Three things I'd emphasize. First, CDN placement is critical — we want photos served from edge nodes within 50ms globally, so we'd use a multi-CDN strategy with Cloudflare and Akamai, routing via latency-based DNS. Second, the notification pipeline needs its own dedicated infrastructure — push notifications for likes, comments, and follows generate enormous write volume and should be decoupled from the core feed path via a separate Kafka topic and consumer group. Third, observability: distributed tracing across the upload pipeline, feed assembly, and ranking stages so we can identify bottlenecks. I'd instrument key SLIs — upload success rate, feed load p50/p99, and moderation decision latency — and set error budgets for each.
Closing with CDN strategy, notification decoupling, and observability SLIs covers the "operational excellence" dimension that many candidates miss. This is a strong finish.
What went well: The candidate led with the media pipeline rather than jumping to feed fan-out, immediately signaling depth. The hybrid fan-out strategy with an explicit celebrity threshold, storage tiering with concrete time boundaries, and layered degradation strategy all demonstrated production-level thinking. The two-stage ranking pipeline and async moderation architecture mirrored real Instagram patterns.
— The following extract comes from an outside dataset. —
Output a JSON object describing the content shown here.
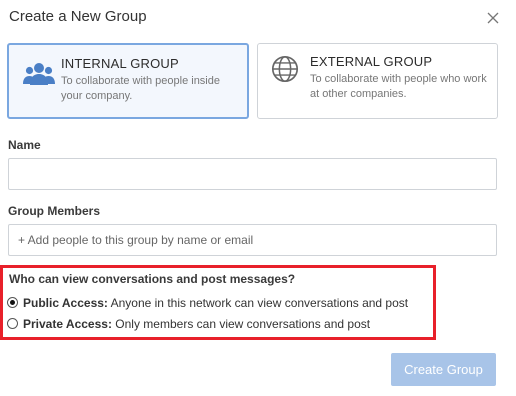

Areas for improvement: The candidate could have discussed cache invalidation strategies for the feed more explicitly, and the Stories feature (ephemeral content with TTL) was not addressed. Mentioning geo-replication strategy for multi-region availability would have strengthened the infrastructure section.
Overall assessment: Strong hire. The candidate demonstrated clear ownership of the problem, named specific technologies appropriately, and thought about failure modes proactively.